Even this name, Ebu Tejma, is a reference to one of the most important ideologists for the jihadists.
It’s a reference to the teacher Ibn Taymiyya who started takfirism and who published a lot of fatwas concerning jihad and who is a true Muslim and who is not and so on.
Of course in a completely different context Ibn Taymiyya is a very important reference for contemporary jihadist groups, and [the name] Ebu Tejma is sort of a reference to this medieval Islamic scholar.
Can I ask how you know all this?
Well, I have followed what he’s doing for some years now. He made a lot of propaganda videos, I also work with radicalised youths and some of them went through the classes of Ebu Tejma.

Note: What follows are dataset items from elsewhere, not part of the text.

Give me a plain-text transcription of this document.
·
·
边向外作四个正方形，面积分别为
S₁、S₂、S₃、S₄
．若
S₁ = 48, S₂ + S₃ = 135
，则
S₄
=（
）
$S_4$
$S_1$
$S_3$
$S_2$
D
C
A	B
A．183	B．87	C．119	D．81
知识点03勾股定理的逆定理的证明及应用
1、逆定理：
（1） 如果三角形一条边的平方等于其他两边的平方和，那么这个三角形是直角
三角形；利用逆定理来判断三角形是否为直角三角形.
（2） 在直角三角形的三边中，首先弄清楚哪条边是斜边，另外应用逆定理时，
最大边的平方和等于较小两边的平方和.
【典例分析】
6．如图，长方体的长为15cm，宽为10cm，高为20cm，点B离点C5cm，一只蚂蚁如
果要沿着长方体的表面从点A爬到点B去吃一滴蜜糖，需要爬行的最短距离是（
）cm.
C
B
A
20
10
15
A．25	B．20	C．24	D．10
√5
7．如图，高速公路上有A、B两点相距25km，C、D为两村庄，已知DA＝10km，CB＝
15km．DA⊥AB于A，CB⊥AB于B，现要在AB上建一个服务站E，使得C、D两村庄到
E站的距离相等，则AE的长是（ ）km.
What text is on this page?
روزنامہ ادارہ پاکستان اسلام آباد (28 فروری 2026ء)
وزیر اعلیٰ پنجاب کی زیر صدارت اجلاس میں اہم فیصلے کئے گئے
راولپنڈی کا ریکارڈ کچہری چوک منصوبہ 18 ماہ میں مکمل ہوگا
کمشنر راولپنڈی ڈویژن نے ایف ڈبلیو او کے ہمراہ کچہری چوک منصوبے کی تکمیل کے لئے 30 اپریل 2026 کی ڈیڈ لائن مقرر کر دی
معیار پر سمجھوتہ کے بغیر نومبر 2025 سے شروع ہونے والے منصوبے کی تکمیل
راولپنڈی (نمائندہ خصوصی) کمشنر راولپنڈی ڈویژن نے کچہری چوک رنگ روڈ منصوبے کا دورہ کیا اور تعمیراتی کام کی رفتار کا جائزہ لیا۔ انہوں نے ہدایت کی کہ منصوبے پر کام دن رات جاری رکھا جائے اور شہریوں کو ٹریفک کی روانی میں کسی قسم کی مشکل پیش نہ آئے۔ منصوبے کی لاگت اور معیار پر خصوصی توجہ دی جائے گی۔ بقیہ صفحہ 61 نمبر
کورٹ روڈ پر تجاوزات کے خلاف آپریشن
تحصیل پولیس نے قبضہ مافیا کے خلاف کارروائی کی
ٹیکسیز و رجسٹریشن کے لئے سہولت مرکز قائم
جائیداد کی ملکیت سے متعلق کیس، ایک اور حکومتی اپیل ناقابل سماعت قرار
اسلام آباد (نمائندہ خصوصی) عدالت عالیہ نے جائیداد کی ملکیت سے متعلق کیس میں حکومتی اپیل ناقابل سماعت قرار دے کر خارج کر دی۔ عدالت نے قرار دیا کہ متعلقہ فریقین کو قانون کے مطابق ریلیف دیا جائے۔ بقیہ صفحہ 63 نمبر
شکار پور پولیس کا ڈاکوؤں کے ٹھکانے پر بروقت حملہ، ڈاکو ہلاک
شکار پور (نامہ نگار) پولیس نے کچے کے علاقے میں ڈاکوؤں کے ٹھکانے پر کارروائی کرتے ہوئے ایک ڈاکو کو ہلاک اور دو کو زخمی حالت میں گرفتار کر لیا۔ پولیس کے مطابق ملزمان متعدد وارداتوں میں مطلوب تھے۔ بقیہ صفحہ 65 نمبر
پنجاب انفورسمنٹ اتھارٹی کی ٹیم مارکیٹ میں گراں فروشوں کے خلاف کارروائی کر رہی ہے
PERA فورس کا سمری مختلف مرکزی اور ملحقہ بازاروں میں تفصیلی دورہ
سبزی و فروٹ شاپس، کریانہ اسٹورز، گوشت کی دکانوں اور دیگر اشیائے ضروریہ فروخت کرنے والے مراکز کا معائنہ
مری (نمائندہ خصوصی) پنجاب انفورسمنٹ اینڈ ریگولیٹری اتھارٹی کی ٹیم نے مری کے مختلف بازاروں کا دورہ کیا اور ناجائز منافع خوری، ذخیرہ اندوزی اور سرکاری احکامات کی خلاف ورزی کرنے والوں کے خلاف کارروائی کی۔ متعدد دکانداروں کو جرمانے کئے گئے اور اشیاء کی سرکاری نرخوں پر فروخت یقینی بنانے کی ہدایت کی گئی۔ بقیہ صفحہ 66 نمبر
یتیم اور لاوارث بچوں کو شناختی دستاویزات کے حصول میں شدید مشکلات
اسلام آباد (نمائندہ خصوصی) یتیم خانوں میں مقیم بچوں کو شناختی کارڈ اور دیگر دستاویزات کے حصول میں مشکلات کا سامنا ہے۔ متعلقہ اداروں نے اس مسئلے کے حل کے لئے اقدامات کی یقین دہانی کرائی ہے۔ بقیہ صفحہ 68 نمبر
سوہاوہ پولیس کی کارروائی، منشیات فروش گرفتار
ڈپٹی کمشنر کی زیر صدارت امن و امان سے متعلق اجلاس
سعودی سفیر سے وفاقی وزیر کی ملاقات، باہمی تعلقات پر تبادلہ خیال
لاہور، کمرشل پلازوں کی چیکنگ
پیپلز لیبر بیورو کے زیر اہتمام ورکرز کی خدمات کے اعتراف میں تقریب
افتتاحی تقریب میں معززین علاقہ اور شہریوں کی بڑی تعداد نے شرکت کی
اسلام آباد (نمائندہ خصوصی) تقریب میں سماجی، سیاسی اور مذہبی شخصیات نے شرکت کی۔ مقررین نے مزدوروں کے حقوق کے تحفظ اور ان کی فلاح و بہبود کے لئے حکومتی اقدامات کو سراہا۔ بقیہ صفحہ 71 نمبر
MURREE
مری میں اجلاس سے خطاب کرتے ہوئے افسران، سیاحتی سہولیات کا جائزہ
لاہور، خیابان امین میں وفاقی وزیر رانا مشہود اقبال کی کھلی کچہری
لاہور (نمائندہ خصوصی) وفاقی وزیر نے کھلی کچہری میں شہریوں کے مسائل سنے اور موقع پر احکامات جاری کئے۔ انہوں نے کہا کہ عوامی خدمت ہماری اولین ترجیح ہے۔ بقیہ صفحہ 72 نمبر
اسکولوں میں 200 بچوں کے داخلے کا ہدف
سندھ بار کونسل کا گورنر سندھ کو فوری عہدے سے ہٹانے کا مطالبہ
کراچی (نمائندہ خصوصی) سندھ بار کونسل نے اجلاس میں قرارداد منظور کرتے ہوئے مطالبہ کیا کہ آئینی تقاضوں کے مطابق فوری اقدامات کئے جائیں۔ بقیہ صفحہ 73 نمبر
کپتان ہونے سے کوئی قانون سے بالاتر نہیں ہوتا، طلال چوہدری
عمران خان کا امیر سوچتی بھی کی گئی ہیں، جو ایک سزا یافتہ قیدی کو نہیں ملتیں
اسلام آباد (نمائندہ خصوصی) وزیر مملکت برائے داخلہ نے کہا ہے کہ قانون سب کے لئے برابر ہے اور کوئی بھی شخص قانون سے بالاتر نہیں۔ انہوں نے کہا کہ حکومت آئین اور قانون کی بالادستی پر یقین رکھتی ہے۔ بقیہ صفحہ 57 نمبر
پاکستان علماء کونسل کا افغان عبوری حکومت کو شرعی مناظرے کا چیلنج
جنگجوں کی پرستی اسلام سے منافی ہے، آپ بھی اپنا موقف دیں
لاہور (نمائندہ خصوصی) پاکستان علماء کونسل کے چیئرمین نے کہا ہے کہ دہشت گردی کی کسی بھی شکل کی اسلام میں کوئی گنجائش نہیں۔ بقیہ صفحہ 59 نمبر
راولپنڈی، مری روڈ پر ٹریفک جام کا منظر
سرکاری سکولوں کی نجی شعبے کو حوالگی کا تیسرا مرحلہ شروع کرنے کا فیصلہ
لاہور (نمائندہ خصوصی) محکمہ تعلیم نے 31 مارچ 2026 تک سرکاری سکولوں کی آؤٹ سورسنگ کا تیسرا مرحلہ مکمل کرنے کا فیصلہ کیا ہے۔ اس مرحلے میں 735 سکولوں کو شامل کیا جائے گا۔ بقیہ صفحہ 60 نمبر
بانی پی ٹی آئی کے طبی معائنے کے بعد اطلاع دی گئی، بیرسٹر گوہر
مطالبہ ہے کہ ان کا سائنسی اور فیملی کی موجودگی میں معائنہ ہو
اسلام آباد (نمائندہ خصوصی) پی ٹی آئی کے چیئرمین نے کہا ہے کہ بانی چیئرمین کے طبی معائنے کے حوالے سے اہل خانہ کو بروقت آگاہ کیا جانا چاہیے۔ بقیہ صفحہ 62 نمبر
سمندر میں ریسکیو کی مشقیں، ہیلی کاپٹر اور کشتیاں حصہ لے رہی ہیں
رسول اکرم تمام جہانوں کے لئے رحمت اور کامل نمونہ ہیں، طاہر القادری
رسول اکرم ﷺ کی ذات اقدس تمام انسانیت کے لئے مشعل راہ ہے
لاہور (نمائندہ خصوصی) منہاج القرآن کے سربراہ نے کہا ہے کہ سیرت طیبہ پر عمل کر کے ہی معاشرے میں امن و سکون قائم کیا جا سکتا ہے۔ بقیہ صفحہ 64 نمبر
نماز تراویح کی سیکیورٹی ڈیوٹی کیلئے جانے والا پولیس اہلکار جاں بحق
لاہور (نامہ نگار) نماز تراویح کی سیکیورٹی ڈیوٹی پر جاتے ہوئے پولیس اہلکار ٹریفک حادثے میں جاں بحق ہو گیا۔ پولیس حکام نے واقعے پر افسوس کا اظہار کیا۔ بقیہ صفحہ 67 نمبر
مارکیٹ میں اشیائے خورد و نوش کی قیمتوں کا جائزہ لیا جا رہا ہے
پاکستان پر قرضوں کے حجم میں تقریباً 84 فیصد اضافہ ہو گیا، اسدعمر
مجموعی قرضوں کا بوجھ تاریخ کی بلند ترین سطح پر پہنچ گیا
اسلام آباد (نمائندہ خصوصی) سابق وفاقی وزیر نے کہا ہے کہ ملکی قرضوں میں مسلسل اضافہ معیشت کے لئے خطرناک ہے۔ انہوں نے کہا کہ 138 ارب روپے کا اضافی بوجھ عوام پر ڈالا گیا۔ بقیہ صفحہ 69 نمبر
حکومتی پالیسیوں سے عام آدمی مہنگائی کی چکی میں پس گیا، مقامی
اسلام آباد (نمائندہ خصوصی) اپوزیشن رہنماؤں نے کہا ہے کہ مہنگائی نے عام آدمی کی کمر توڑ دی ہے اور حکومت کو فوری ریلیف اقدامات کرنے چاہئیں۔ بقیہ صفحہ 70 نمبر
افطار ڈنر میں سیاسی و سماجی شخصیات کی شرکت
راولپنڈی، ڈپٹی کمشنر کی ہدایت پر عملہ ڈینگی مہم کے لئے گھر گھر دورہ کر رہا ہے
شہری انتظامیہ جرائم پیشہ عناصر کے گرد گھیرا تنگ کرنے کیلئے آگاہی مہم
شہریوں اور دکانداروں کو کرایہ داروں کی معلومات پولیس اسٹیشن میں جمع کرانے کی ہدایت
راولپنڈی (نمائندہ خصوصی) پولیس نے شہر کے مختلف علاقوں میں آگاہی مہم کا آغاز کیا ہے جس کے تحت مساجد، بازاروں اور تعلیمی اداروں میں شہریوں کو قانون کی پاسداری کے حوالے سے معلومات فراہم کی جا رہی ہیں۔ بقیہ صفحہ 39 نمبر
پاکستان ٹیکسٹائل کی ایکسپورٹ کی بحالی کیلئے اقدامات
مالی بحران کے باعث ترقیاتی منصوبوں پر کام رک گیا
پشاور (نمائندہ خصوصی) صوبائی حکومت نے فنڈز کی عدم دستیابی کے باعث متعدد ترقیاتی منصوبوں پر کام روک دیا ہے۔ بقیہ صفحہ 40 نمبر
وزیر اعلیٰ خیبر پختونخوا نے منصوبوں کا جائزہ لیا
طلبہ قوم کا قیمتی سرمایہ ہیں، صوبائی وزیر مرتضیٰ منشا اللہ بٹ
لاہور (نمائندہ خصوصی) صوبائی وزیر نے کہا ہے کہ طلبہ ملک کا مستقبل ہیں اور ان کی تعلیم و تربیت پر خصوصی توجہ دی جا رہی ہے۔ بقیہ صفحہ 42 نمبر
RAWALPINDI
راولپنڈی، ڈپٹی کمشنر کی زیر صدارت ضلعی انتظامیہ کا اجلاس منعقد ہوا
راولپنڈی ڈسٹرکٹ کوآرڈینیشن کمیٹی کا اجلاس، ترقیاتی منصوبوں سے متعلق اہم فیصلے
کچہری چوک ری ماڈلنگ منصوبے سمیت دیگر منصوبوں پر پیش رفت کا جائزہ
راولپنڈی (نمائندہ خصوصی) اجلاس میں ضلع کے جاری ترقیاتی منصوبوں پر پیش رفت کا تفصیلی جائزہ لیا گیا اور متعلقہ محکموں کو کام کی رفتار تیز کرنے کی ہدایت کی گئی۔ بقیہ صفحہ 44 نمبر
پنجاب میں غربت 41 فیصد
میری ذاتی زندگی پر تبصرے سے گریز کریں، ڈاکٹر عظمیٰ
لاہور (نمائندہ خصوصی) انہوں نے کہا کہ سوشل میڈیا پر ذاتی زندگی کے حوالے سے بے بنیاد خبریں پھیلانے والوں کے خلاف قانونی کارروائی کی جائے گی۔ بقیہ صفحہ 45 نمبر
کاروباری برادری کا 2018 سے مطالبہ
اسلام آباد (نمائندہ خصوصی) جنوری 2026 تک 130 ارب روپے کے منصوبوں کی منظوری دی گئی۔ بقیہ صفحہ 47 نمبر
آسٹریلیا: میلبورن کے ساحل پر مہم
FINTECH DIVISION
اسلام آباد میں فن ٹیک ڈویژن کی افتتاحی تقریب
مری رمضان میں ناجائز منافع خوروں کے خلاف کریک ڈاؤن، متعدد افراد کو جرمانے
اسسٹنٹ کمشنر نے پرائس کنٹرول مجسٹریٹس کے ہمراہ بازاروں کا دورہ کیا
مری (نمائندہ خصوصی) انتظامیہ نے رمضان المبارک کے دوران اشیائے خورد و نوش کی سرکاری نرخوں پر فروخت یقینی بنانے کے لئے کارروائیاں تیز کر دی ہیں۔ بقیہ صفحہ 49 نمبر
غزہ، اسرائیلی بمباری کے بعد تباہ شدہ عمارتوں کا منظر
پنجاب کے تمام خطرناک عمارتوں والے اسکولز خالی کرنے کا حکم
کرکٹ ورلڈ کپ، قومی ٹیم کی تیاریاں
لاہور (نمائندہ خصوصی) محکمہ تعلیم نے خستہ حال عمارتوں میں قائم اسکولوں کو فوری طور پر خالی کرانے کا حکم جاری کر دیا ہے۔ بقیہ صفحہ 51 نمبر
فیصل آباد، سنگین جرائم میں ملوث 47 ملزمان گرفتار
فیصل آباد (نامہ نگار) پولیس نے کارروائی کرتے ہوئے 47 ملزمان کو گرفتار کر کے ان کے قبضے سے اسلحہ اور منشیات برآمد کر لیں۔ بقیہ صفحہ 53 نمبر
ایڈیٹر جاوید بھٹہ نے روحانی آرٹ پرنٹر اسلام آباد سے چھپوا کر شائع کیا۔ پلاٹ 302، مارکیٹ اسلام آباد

Do you think radicalisation presents a threat inside Austria?
Potentially yes. As you know, some of these groups started to attack in Europe, in France and Belgium.
However, until now nothing like that happened in Austria., but of course there’s no guarantee that one of these groups or one of these people – sometimes it’s just two or three supporters of such jihadi groups who start to plan an attack in Europe – so there is of course no guarantee that this can’t happen in Austria as well.
You were talking about the fact that you work with radicalised young people – is there fertile ground for recruits for someone like Ebu Tejma?
Yes – they [the recruiters] were successful, not with a mass of people but there are young people who are alienated from this society – for different reasons: the biographies of these young people are very different – but they are searching for ideology, for meaning and these are people who give them what they are searching for.
There are people with different backgrounds, who are attracted by this jihadist ideology.
Many of the jihadists who went to Syria have a Chechen or Bosniak background, so many of them have a family background that is somehow linked also to traumatic experiences during civil war situations at a time when the present jihadists were in their early childhood.
But there are also people without any migration background, people from even non-Muslim families who are attracted by this jihadi ideology. It is a growing, but still relatively small group.